Yuan She (袁赦; 150 – 179) was a Chinese court eunuch and politician during the Eastern Han dynasty. He rose to power during the reign of Emperor Huan of Han ( 146–168), for his involvement in the downfall of the powerful consort kin Liang Ji. He continued to wield influence during the reign of Emperor Huan's successor, Emperor Ling ( 168–189).

==Background==
According to Book of the Later Han, Yuan She was a clansman of Yuan Wei, an uncle of Yuan Shao and Yuan Shu, and held the position of zhong changshi (中常侍; "Central Regular Attendant"). Using his influence within the imperial harem, Yuan She helped to support Yuan Wei and Yuan Feng (Shao's and Shu's father), who were then high-ranking officials in the Eastern Han court. In turn, Wei and Feng also used their influence to help Yuan She. Thus, the Yuan clan of Ru'nan grew powerful and influential; their power and influence were greater than other clans of the era.

==Life==
In August 159, Liang Ji's younger sister Empress Liang Nüying died. Liang, in order to continue to control Emperor Huan, had adopted his wife's beautiful cousin (a stepdaughter of her uncle Liang Ji (梁紀—note different character despite same pronunciation)), Deng Mengnü, as his own daughter, changing her family name to Liang. He and his wife Sun Shou gave Liang Mengnü to Emperor Huan as an imperial consort, and, after Empress Liang's death, hoped to have her eventually created empress. To completely control her, Liang Ji planned to have her mother, Lady Xuan (宣), killed, and in fact sent assassins against her, but the assassination was foiled by Yuan She, who was a neighbor of Lady Xuan. Lady Xuan then reported the assassination attempt to Emperor Huan, who was greatly angered. He entered into a conspiracy with eunuchs Tang Heng, Zuo Guan, Shan Chao (單超), Xu Huang (徐璜), and Ju Yuan (具瑗) to overthrow Liang. Eventually, the plot was successful.

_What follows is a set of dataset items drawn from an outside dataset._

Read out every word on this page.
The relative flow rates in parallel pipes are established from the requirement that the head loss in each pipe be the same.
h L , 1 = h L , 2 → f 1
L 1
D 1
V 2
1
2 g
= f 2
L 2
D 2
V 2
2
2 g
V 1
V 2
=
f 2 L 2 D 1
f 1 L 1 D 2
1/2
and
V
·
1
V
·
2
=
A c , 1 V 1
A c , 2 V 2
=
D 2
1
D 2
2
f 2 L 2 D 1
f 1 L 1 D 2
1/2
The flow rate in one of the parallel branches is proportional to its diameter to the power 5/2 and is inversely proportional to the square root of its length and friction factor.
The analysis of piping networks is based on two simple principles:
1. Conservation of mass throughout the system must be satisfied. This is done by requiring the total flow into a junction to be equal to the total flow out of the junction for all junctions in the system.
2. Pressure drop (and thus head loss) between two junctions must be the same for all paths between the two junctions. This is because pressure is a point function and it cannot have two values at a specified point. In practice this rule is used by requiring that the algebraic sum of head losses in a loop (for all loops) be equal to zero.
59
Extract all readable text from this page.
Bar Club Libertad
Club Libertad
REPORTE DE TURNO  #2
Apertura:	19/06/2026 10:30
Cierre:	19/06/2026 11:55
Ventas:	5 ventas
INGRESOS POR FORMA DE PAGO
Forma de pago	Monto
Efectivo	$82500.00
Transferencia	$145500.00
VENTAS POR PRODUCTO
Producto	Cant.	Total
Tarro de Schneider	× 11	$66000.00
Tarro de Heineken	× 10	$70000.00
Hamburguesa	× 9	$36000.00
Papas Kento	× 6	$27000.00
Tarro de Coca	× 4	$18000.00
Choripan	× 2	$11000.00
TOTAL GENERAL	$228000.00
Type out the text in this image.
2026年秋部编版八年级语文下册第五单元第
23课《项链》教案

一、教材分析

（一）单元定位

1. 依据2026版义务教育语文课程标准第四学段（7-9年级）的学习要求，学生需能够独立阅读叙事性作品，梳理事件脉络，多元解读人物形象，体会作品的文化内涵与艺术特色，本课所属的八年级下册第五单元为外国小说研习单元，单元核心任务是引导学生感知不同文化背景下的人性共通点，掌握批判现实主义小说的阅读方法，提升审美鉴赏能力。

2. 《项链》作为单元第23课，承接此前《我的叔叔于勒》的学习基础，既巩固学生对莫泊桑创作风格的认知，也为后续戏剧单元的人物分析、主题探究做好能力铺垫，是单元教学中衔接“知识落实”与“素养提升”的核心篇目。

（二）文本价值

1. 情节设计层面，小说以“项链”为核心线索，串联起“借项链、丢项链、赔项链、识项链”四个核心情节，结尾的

In May 179, official Yang Qiu (阳球) submitted a formal petition against eunuchs Wang Fu and Cao Jie, and Grand Commandant Duan Jiong (段颎) who had aligned himself with Wang and Cao. Yuan She, fellow Attendant Chunyu Deng (淳于登) and other eunuchs were also implicated. While Yuan She, Cao Jie and Chunyu Deng survived after a stint in prison, Wang Fu and Duan Jiong eventually died in prison.